Sharief Homsi menatap para pendengarnya di sebuah kafe Damaskus yang remang-remang saat dia menggambarkan pria ideal di Suriah yang dilanda perang: seorang bujangan yang memenuhi syarat dengan persediaan bahan bakar dan listrik yang bagus.
“Menikahlah denganku,” pintanya dalam lamaran pura-pura, “Aku memiliki masa depan yang cerah: 100 liter bensin, panel surya untuk menghasilkan listrik dan tiga kaleng gas,” katanya saat penonton menangis.

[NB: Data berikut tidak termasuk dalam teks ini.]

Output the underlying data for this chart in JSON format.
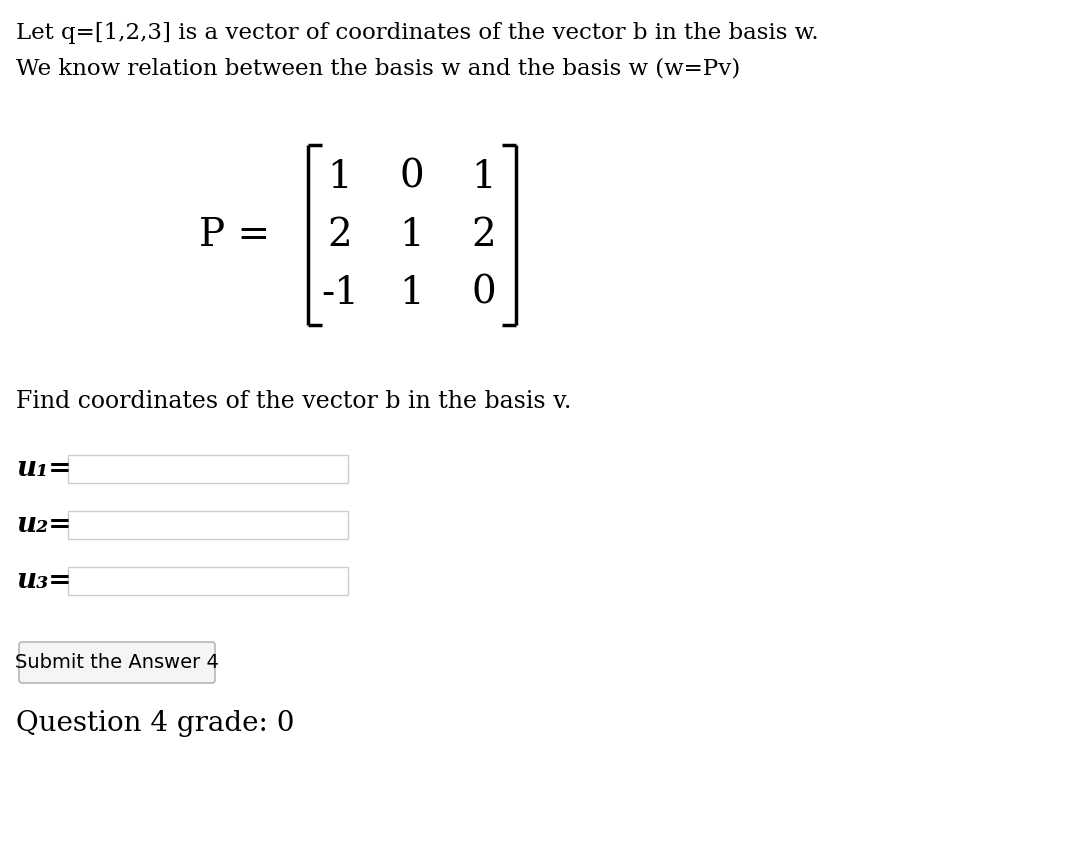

Homsi adalah anggota Styria, grup komedi stand-up pertama Suriah yang anggotanya tampil setiap minggu dan menceritakan lelucon tentang perjuangan sehari-hari seperti pemadaman listrik dan kekurangan bahan bakar untuk meringankan semangat warga Damaskus yang sedih setelah 12 tahun perang.
Penonton lebih suka “tertawa dan melupakan masalah yang tidak bisa mereka selesaikan”, kata Homsi (31) kepada kantor berita AFP. “Tidak ada yang bisa dilakukan selain tertawa.”
Dia dan beberapa temannya mendirikan Styria (perpaduan Suriah dan histeria) empat bulan lalu dan menyerukan media sosial agar orang lain bergabung, sekarang mereka memiliki 35 anggota dan secara teratur menarik banyak orang di Deez Cafe di ibu kota.
“Situasi negara histeris,” kata Homsi, “kita harus menghadapinya dengan tawa histeris.”
Perang di Suriah, yang pecah pada tahun 2011, telah menewaskan lebih dari 500.000 orang, membuat jutaan orang mengungsi, dan merusak infrastruktur serta industri.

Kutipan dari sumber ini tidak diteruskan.